The Language of Interoception: Examining Embodiment and Emotion Through a Corpus of Body Part Mentions
This work addresses how body-related language reflects emotional and health states, offering insights for NLP, affective sciences, and wellbeing research, though it is incremental in applying existing methods to new data.
This paper investigated the connection between emotion, embodiment, and everyday language by analyzing body part mentions in online English text, finding that such mentions are common (5-10% of posts), emotionally charged, and correlated with poorer health outcomes.

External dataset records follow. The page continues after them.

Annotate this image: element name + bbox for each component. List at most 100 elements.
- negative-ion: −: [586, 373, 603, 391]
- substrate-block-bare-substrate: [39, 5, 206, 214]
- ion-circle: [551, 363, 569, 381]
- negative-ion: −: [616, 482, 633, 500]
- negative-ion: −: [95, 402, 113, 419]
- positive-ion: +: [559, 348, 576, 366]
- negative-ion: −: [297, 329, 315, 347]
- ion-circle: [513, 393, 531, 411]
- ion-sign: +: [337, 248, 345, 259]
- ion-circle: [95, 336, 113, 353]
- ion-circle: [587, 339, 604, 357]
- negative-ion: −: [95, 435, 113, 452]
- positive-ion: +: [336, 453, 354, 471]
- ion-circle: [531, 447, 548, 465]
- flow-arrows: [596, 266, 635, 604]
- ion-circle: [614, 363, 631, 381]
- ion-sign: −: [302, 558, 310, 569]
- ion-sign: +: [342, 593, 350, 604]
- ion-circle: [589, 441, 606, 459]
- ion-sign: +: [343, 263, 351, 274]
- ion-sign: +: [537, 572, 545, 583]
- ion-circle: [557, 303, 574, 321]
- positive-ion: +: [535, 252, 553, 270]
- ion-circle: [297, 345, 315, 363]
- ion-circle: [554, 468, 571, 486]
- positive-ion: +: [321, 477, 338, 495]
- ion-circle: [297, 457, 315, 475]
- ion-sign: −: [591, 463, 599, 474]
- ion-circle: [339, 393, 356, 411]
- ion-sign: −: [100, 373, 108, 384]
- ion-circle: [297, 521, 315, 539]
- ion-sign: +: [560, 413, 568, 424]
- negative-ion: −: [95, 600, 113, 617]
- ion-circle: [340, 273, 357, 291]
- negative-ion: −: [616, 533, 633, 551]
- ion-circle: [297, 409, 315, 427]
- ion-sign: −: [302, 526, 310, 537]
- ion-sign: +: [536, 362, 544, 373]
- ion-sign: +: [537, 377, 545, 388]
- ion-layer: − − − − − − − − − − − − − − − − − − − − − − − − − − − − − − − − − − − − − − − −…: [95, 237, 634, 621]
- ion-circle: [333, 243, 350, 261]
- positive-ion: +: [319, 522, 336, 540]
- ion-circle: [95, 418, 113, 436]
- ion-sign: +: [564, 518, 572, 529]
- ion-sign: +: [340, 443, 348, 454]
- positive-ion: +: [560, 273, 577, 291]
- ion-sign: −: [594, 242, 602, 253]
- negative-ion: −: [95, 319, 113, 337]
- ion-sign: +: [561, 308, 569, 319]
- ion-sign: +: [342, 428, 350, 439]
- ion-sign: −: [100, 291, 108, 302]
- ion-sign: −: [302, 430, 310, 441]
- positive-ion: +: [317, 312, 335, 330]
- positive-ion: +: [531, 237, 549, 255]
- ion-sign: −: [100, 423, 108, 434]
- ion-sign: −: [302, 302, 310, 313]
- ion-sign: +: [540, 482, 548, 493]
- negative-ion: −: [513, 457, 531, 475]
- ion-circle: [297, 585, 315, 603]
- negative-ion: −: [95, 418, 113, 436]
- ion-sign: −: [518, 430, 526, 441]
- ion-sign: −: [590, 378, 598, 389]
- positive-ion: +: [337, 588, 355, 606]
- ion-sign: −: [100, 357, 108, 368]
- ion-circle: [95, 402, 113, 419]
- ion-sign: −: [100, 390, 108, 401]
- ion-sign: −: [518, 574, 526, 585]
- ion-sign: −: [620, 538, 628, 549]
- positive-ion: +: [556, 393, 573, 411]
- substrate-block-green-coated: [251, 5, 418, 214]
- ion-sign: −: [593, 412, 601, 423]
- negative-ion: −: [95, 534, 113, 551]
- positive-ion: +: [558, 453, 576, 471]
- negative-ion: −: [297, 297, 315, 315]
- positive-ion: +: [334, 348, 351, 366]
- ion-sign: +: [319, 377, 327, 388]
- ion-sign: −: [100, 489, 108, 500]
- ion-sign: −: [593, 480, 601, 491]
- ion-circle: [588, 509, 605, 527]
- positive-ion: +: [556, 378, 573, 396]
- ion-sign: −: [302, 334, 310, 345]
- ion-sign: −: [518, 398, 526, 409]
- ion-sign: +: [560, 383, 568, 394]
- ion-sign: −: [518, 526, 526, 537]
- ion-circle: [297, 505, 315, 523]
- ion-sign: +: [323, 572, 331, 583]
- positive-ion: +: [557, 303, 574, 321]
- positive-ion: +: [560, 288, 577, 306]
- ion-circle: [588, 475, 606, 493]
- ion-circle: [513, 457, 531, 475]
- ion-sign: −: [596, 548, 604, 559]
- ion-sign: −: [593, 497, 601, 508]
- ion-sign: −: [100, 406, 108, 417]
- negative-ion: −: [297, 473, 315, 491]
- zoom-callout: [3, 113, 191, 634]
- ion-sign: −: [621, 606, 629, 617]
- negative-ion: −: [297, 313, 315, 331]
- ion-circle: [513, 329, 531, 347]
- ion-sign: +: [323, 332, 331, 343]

This paper is the first investigation of the connection between emotion, embodiment, and everyday language in a large sample of natural language data. We created corpora of body part mentions (BPMs) in online English text (blog posts and tweets). This includes a subset featuring human annotations for the emotions of the person whose body part is mentioned in the text. We show that BPMs are common in personal narratives and tweets (~5% to 10% of posts include BPMs) and that their usage patterns vary markedly by time and %geographic location. Using word-emotion association lexicons and our annotated data, we show that text containing BPMs tends to be more emotionally charged, even when the BPM is not explicitly used to describe a physical reaction to the emotion in the text. Finally, we discover a strong and statistically significant correlation between body-related language and a variety of poorer health outcomes. In sum, we argue that investigating the role of body-part related words in language can open up valuable avenues of future research at the intersection of NLP, the affective sciences, and the study of human wellbeing.